StrikeForceZero

joined 8 months ago
[–] [email protected] 75 points 2 months ago (3 children)

As a wise person once told the Internet, don't worry about picking the best one. But if you really had to pick one just start with the rust book. https://doc.rust-lang.org/book/ I would suggest to just dive in with a specific need you want to solve and instead of using your language of choice just use rust and look up stuff as you go. Hands on learning is usually the best learning. The only thing you need to "learn" is how to follow the ownership/borrowing paradigm that rust brings to the table.

[–] [email protected] 1 points 5 months ago* (last edited 5 months ago)

With such a complex system like that it would probably be beneficial to actually build the parts you care about and take advantage of libraries handling the querying of Data like ECS and rendering with bevy. Otherwise you'll run into the risk of being limited by the library in one way or another.

Define a bunch of structs that you can use compositionally in bevy's ECS. Create specific systems that react to components being added, removed, or changed. Set conditions like Burnability, Durability, Temperature.. etc. React to those conditions or thresholds being met. Your reaction could even be a component. Damage(5), IgnoreArmorDamage(3), CurrencyUpdate(-5), GiveItem(Item::Sword(Stats {..}))

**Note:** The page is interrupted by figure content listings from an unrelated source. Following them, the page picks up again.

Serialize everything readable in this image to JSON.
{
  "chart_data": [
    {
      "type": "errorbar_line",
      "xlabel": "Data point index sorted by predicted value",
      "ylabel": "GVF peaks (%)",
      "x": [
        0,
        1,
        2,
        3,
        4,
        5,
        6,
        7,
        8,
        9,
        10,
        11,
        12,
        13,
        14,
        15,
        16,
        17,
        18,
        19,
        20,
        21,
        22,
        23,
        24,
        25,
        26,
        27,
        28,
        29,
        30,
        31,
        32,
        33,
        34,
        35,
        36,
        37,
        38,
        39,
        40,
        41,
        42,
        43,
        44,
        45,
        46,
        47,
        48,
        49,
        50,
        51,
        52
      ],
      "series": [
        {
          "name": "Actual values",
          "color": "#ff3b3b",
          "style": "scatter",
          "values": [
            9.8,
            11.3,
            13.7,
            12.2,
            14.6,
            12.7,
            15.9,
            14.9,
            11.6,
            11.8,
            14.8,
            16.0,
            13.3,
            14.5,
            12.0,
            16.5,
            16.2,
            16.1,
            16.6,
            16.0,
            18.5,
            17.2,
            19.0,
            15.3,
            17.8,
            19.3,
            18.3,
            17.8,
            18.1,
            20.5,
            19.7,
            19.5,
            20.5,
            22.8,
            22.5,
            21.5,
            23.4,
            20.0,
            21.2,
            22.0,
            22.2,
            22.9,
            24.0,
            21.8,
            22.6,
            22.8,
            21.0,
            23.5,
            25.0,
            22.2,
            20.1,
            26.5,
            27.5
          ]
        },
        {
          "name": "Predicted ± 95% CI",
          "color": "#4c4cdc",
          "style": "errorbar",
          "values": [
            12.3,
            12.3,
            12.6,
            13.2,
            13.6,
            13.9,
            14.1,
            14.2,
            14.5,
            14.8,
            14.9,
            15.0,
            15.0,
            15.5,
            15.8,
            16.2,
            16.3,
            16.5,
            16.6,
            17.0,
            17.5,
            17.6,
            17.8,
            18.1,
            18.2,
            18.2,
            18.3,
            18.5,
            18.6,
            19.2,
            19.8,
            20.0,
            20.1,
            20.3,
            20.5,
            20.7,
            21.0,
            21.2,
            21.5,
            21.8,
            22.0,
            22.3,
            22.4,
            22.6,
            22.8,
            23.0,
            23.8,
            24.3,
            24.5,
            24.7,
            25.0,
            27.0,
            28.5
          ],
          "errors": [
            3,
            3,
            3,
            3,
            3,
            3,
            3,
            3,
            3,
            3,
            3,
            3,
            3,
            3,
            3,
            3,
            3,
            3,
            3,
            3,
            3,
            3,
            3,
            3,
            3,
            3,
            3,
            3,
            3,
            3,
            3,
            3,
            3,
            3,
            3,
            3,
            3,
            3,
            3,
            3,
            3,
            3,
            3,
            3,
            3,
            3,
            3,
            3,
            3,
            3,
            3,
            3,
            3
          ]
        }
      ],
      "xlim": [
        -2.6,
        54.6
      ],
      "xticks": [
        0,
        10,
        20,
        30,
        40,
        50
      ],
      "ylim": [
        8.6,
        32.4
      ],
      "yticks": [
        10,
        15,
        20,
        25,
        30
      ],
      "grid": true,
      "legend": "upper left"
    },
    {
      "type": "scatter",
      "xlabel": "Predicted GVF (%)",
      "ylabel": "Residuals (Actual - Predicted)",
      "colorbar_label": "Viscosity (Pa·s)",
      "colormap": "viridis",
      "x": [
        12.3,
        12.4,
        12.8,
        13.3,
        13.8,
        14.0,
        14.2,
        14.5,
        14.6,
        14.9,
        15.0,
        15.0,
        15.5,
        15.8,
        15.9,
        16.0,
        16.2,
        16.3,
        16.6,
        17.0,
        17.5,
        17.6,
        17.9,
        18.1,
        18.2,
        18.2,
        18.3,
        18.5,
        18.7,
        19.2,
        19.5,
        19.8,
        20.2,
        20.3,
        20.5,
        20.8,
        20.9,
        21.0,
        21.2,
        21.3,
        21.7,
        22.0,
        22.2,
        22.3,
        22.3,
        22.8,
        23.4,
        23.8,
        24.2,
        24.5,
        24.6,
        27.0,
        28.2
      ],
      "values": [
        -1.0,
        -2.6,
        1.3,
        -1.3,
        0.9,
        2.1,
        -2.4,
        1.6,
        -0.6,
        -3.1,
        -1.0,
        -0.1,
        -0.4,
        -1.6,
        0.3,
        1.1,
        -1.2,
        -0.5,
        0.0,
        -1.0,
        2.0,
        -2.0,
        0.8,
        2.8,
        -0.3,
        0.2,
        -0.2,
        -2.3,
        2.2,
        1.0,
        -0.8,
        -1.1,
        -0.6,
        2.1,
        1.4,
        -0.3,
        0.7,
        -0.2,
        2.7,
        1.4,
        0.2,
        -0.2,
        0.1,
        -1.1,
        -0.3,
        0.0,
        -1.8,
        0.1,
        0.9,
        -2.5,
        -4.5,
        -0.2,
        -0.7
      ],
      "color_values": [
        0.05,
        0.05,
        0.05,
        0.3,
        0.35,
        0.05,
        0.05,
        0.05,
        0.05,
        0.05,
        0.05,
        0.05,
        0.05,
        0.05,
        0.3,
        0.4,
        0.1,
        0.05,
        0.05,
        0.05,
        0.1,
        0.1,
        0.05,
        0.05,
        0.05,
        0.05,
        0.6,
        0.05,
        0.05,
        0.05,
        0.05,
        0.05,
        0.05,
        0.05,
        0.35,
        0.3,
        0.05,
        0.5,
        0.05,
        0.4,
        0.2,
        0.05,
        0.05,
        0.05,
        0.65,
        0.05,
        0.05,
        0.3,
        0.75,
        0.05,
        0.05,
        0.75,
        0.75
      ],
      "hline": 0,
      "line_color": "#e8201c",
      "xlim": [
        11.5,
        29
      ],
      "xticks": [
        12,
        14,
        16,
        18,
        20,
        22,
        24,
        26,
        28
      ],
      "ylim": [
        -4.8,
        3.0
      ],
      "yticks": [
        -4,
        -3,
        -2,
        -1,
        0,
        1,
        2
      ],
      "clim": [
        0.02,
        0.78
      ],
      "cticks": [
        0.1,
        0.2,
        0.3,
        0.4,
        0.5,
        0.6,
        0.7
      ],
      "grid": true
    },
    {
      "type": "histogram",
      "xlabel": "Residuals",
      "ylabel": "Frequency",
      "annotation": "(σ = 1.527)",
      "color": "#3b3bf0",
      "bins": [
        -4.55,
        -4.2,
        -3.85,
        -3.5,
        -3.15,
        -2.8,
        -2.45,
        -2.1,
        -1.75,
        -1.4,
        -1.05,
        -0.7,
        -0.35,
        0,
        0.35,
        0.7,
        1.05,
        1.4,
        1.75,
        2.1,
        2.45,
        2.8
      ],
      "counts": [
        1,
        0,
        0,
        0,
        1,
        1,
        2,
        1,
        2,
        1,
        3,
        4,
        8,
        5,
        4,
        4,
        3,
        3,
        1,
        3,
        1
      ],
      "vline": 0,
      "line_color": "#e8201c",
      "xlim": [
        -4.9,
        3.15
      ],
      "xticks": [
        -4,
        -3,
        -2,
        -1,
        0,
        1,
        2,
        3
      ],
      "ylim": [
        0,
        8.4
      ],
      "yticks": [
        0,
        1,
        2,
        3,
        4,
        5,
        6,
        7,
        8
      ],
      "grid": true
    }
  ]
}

It basically gives you a foundation that feels like scripting but with the power of compile time safety for virtually everything. You get to "model" the data how you want instead of being limited or overwhelmed. And with ECS it really helps make things feel like Lego blocks that you can easily reuse across the entire project.

[–] [email protected] 0 points 5 months ago

I haven't watched yet but I tossed the transcript into claude and chat gpt

ChatGPT:

  • Main Idea: The best marketing tool for your game is the game itself.
  • Key Strategy: Develop and engage a community around your game during its development.
  • Understanding Steam: Learn how Steam works for both developers and players to tailor your marketing approach.
  • Marketing Tips: Focus on unique aspects of Steam's platform to market your game effectively.
  • Overall Goal: Integrate marketing efforts with game development for better results.

Claude:

  • Your game is your best marketing tool
  • Be authentic to your game and target audience
  • Steam offers tools to market to your unique audience
  • Build wishlists and community well before launch
  • Focus on gameplay in trailer, screenshots, description, tags
  • Get feedback via beta, playtests, demos; join Next Fest
  • Launch: Steam emails wishlisters, features in queues
  • Post-launch: keep engaging players via updates, discounts, events
  • Stay authentic and responsive to build your audience

The key is to know your game and audience, start marketing early, leverage Steam's tools, and continue nurturing your community after release. Authenticity and active engagement are crucial for success on Steam.

[–] [email protected] 3 points 5 months ago

I want to say I think they are talking about how great it would be if we could kick JavaScript to the curb and just use WASM for everything. I'm kind of in the same boat.

However, WASM currently doesn't have direct access to things like the DOM, if I recall correctly (this might be the guardrails the OP was referring to?). So, it's only really good for things that are heavy on the CPU. But, as a counterpoint, I don't think it's from a lack of effort from anyone's point. The last thing I remember reading was that there were still a lot of things being worked on to make it happen.

Quick Perplexity search:

There are proposals and efforts underway to allow WASM to eventually call DOM APIs directly, without going through JavaScript. The main one is the "Interface Types" proposal which would allow WASM to bind to Web IDL interfaces.

Another related proposal is WASM GC (garbage collection) which was announced at Google IO 2023. This will allow WASM to share the same managed heap as JavaScript.